FAA’s easing of restrictions on 737 MAX and 787 deliveries has also removed a major operational choke point. With Boeing now allowed to sign off on certain aircraft before customer delivery, the production system is beginning to flow more smoothly, giving operators and leasing companies better visibility and confidence.
Global MRO to gain
If Boeing executes on its 2026 ramp-up, the ripple effects for the MRO industry will be substantial as the expanded fleet growth will increase long-term maintenance volume. More predictable production will help stabilise supply chains for critical parts.

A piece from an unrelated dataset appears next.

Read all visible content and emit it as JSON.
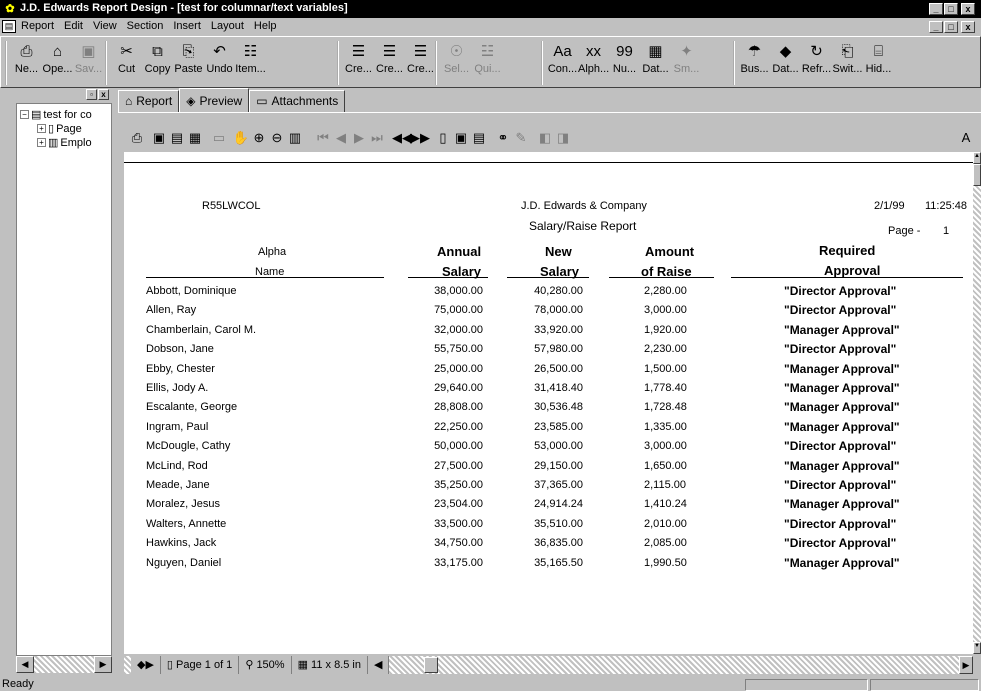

787 and 737 MAX induction waves will drive short-term engineering and modification demand, and engine MRO growth, particularly for LEAP-1B and GEnx, will accelerate as flight hours rise.
Component shops and interiors specialists will also see stronger demand for repair, overhaul, and retrofit programmes.
For MROs planning capacity, workforce recruitment, or new tooling investments, Boeing’s message is clear, the slowdown phase is ending, and the next cycle of fleet expansion and maintenance demand is on the horizon.